Мы часто не замечаем очевидное. Художественная галерея была тем местом, где изображение половых органов оставалось частью мира искусства и красоты (хотя обнаженная натура всегда вызывала смешки школьников). Идея «божественности тела человека» превратилась в клише искусства того времени, и в данном контексте, в отличие от доктрины моравских братьев, эта идея не была связана с Сыном Божьим. Искусство являлось стимулятором сексуальной чувствительности, подобный эротический опыт можно было также получить в борделях или любовных интригах. Именно Искусство служило установкой и обстановкой для интриг аристократии и любовных приключений романтиков – когда сексуальной Природы казалось не достаточно. Но возможен ли классический пейзаж без статуй, мифических фигур или руин храмов? Конечно, в скором времени идеи бескомпромиссных «новых романтиков» о храме сексуальности природы и о человеке, о фаллосе, как предмете поклонения, и о вселенной, вытеснят с картин художников старинную садовую мебель.

Плавный переход от искусства к качественной порнографии наиболее явно заметен в работах французского арт-дилера Пьера-Франсуа Хьюг, самовольно добавившего к своему имени титул «Барон д’Анкарвиль» (1719-1805), в частности, в его знаменитом произведении «Monumens de la vie privée des XII Césars d’après une suite de pierres et médailles, gravèes sous leur règne[3]» («Капри у Сабель», Рим, 1785). Книга «Памятники из частной жизни 12 королей» фактически породила новый жанр «исключительной» литературы, которая выполняла функцию физиологического раздражителя. Д’Анкарвиль остро чувствовал спрос. В 1780 году он представил британского дипломата при Неаполитанском дворе, сэра Уильяма Гамильтона, чете Порчинари, у которых Гамильтон приобрел значительную коллекцию антиков, интересовавшую Королевскую академию. Гамильтон и Хьюг решили извлечь выгоду из приобретения и выпустили одно из наиболее разительных художественных изданий своего времени: «Коллекция этрусских, греческих и римских древностей из собрания Уильяма Гамильтона» («Antiquités étrusques, grecques et romaines tirées du cabinet de M. Hamilton», в четырех томах, Неаполь, 1766-7).

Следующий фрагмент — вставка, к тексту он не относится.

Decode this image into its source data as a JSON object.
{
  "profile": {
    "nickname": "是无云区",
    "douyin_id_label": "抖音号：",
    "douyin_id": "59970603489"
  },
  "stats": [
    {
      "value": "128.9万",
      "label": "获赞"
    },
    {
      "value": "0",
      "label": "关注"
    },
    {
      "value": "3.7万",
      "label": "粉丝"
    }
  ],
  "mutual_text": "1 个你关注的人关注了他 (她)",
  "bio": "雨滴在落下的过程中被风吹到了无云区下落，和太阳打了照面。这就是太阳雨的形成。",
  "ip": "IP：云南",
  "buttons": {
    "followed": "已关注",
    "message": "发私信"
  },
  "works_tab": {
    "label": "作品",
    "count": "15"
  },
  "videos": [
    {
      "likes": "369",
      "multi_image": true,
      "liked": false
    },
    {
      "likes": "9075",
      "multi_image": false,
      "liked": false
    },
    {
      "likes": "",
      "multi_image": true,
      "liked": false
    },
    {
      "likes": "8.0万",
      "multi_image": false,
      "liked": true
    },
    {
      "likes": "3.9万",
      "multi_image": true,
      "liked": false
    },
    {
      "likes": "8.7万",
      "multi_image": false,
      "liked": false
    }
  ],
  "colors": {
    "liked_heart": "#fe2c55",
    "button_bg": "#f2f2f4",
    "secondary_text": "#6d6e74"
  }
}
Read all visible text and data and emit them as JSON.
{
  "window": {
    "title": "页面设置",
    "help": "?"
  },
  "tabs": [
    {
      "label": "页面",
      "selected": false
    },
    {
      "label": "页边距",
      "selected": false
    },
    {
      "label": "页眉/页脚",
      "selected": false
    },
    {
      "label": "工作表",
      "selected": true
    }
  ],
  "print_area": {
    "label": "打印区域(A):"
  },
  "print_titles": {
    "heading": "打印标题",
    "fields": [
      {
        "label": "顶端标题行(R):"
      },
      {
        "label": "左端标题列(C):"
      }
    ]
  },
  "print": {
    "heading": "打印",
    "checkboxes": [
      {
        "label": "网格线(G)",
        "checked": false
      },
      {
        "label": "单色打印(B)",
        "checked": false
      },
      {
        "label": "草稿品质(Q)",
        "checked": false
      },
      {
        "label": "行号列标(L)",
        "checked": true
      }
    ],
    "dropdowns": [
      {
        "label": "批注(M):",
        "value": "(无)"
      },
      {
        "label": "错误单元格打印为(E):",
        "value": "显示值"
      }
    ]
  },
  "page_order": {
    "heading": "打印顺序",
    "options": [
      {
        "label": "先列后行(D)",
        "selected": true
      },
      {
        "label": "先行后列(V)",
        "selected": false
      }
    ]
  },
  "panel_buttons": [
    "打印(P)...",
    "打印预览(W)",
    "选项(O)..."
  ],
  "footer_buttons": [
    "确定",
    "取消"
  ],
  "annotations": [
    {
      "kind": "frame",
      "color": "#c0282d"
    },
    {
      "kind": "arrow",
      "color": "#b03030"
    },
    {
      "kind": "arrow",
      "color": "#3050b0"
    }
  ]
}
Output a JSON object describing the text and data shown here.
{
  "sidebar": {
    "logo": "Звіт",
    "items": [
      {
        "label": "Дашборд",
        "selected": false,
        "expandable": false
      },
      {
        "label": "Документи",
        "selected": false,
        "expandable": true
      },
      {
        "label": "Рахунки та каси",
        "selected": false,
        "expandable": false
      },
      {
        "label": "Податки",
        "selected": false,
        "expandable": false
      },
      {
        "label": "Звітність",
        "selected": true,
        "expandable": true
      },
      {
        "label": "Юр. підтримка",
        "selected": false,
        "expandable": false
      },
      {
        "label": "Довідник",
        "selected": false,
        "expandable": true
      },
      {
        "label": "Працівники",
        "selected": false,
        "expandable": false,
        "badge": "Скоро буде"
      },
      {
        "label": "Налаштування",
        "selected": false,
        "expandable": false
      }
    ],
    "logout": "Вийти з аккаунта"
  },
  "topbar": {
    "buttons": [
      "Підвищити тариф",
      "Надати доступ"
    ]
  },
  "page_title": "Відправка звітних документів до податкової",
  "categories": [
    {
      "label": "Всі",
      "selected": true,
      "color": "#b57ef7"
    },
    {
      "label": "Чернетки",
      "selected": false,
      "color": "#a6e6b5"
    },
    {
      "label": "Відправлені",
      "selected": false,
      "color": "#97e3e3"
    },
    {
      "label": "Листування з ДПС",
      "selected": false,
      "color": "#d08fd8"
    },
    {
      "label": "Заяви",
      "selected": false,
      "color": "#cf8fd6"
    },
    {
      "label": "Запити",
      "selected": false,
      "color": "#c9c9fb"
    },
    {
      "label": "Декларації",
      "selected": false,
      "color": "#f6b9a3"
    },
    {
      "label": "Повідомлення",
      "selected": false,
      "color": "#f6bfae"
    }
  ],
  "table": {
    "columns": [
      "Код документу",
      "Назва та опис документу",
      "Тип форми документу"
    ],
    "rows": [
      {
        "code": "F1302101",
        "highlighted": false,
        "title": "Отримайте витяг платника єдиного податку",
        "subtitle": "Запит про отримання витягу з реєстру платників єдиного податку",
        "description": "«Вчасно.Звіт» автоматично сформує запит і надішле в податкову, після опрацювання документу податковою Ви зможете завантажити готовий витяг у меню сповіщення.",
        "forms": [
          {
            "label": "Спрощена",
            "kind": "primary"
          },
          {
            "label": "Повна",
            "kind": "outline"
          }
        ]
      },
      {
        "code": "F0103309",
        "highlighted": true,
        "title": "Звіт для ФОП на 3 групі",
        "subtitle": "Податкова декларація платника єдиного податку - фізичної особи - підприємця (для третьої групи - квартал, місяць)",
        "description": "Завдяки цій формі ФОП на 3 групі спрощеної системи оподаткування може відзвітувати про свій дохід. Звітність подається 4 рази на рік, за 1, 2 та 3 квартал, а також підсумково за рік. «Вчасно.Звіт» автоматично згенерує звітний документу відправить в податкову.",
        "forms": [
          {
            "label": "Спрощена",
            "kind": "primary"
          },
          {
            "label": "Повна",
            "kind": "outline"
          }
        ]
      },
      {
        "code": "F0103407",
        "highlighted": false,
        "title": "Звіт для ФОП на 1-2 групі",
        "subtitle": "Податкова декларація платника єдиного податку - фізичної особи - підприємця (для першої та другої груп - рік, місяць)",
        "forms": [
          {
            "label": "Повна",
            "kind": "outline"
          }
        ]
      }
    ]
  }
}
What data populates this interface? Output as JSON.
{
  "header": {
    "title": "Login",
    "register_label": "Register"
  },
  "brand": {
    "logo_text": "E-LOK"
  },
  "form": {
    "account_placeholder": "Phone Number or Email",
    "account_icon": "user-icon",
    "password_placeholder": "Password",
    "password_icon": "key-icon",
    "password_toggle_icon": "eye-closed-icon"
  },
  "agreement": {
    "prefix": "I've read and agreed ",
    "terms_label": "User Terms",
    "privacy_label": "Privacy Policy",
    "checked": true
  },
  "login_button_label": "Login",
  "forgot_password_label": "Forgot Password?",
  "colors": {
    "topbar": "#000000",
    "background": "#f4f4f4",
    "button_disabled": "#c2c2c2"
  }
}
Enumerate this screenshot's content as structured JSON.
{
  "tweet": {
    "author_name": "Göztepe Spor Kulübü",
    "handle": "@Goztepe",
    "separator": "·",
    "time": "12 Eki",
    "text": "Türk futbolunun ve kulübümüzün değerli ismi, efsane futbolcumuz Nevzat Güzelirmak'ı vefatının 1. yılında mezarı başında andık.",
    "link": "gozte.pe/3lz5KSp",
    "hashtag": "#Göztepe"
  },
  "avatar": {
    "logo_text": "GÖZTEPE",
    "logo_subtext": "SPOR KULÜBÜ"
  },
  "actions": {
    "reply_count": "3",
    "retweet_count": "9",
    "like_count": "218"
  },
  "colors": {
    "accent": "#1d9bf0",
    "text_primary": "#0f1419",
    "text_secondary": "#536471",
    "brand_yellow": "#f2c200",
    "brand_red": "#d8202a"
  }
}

Однако издание книги д’Анкарвиля «Recherches sur l’origine, l’esprit et les progrès des arts de la Greece; sur leur connections avec les arts et la réligion des plus anciens peuples connus[4]» (в трех томах, Лондон, 1785) не окупилось. Откровенные иллюстрации книги, изображающие гениталии и половые сношения, вызвали такой скандал, что арт-дилер был вынужден бежать из Англии во Францию. Несмотря на этот провал, первая публикация д’Анкарвиля и Гамильтона имела большое значение. На гончарном заводе в городке Этрурия, графство Стаффордшир Джозайа Уэджвуд начал копировать изображения декоративных ваз, его керамика пользовалась огромным спросом. Тем временем греческие и этрусские орнаментальные мотивы оказали влияние на творчество Джона Флаксмана (1755-1826), с которым Блейк уже был в приятельских отношениях. С 1775 года Флаксман, сотрудничая с Уэджвудом, создал фризы для декорирования яшмового и базальтового фаянса. В скором времени он предложил и Блейку поработать с керамикой Уэджвуда.

Сам Блейк был неравнодушен к книгам д’Анкарвиля. Он изготовил копии двух иллюстраций из второго и третьего тома каталога, составленного д’Анкарвилем и Гамильтоном в 1766-7. Тейтем ошибочно отмечает, что эти рисунки Блейка представляли собой копии работ художника и коллекционера античных гравюр Джорджа Камберленда (Камберленд питал страсть к «приапическому» классицизму). На первом рисунке, выполненном карандашом и акварелью, изображена сцена «апофеоза» Вакха: Ариадна держит в руках рог изобилия, Ирида, в развивающихся прозрачных одеждах, преподносит ему амброзию, а Силен играет на лире. Второй рисунок выполнен карандашом и тушью, на нем изображен разгневанный Вакх в образе быка, которого крылатый Гений (возможно, Ариадна) ведет к алтарю. Рядом в неистовом танце скачут вакханы, в руках у некоторых из них – зажженные факелы. Невысокий треножник наводит на мысль, что здесь вещает оракул (другими словами, это место боговдохновления), а череп, у ног одного из вакханов, говорит о том, что здесь проводятся обряды жертвоприношения. Блейку импонировали темы вакханальных мистерий. Скорее всего, Блейк изготовил эти копии во время учебы в Академии. Все мужские половые органы на рисунках изображены в неэрегированном состоянии. Лишь через десять лет эрегированный фаллос появится в работах Блейка.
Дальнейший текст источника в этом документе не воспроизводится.